Geoff Cook and Tom Greenwood of Base Design tackled the problem of sewage issued by the Rockefeller Foundation. The NYC sewage system is old and every other time it rains, raw sewage flows into local rivers. Base realized the cost to fix the system was too great and decided to use an alternative resource NYC has plenty of to solve the problem, tourists. Base sees an opportunity to capitalize on the desirability of the New York City brand by packaging and selling the waste of its residents to tourists. They took inspiration from the iconic I(heart)NY logo and created the NYBM brand. The firm sees an opportunity for limited edition collections of waste from celebrities and other packaging solutions like snow globes. You can probably guess what those are filled with.

Jennifer Daniel studied the particular habits of pedestrians in NYC for the Regional Plan Association. As a non-native NY’er, she talked about how she had to adopt a different attitude while out on the sidewalks. She realized that it was improper to look at other people and weirder to say hello to them. Pedestrians in NY also don’t really pay attention to signs and instead get from point A to B any way they want. She identified that street signage for pedestrians is designed in much the same way as for cars. She questioned whether the communications should be rethought to be more relevant to walkers.

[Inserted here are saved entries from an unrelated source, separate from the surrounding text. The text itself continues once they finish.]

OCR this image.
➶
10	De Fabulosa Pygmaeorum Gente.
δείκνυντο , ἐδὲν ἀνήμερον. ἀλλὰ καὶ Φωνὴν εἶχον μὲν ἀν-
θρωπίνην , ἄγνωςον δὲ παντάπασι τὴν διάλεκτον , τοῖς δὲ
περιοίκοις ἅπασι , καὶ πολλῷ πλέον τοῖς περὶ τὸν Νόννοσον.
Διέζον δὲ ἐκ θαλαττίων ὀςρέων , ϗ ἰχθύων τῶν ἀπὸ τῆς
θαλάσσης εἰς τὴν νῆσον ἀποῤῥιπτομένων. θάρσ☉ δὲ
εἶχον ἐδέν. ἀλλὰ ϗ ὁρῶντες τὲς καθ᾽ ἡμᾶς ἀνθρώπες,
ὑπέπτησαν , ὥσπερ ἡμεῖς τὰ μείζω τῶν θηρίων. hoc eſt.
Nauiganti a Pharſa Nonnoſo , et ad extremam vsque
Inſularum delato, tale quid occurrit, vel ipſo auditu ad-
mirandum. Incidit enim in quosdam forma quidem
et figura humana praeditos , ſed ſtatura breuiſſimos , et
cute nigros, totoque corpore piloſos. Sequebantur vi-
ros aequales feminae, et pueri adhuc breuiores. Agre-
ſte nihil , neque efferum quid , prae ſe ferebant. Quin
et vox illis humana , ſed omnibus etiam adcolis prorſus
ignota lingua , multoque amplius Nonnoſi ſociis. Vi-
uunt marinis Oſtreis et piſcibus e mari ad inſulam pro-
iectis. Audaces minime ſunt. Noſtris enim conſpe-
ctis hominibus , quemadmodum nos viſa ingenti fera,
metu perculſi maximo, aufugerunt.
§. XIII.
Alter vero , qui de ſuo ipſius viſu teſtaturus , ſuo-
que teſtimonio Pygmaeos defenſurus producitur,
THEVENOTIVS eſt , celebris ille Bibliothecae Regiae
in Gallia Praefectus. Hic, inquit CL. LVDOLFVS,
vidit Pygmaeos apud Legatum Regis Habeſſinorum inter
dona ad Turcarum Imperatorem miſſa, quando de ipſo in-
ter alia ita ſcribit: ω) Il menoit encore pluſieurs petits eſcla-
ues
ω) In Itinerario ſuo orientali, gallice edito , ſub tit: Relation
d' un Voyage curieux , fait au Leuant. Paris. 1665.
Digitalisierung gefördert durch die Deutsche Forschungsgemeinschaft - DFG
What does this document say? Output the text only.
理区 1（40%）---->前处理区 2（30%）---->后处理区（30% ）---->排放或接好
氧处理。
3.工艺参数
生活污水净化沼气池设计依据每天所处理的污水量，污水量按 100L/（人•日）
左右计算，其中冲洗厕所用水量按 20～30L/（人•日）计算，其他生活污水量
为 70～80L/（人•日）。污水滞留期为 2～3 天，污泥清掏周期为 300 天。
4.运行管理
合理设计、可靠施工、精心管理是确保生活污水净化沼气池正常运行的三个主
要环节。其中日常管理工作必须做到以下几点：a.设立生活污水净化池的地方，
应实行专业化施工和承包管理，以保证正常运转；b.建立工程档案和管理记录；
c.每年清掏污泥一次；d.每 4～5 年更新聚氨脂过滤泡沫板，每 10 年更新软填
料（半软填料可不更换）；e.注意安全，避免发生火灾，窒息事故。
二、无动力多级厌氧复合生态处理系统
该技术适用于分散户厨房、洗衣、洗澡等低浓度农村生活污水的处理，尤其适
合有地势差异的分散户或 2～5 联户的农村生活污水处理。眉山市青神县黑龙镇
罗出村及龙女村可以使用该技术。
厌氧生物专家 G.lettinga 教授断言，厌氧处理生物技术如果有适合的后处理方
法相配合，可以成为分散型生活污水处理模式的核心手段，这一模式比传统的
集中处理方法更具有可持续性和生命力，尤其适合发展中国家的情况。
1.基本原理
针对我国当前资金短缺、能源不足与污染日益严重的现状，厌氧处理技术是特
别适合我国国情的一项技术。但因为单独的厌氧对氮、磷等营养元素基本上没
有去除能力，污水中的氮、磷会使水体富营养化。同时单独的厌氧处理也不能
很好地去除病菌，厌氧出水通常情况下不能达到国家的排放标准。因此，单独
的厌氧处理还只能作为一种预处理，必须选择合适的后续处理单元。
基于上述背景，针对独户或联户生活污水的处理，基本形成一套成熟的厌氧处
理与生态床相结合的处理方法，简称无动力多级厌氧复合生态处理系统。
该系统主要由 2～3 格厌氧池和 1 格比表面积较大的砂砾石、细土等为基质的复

Guy Zucker of Z-A and Brett Snyder of Cheng+Snyder redesigned Times Square for the Times Square Alliance. Their plan is to make the area more of a feature for activities. The team developed a palette of surface materials that would relate uses. Softer materials would define areas for pedestrians. Large scale digital media in the square could be coordinated to display event coverage. The team even hopes that a re-planned Times Square would be the perfect venue for Olympic events. issued a challenge to Caleb Mulvena and Colin Brice of MAPOS to develop a solution to improve the quality of life in the industrial area and waterfront of Sunset Park, Brooklyn. After initially studying the area, MAPOS decided to look ahead into the future to see what environmental changes might affect the community before working on a specific solution. They found that after looking at predictions of sea level rise, much of Sunset Park would eventually end up underwater. MAPOS decided to look at a few solutions of what to do to improve the are with the understanding that it would eventually be flooded. They adopted developing strategies based around building sea walls around the area, constructing on piers, and floating entire sections of land on pontoons. NYC could eventually be the home of a floating NASCAR track. Big dreams aside, the team also considered what would happen if nothing was done about the water and developed a fashionable wading boot (the dN) that they think with be the hot new accessory.

Artist Natalie Jeremijenko was asked by NYC311 to look at ways of improving the information hot-line. Jeremijenko looked to integrate learning from the xDesign Environmental Health Clinic project she directs. The Environmental Health Clinic develops and prescribes locally optimized and often playful strategies to effect remediation of environmental systems. 311 could be developed as a platform to tackle environmental issues related to the residents of NYC and function as the got to resource for common questions and answers.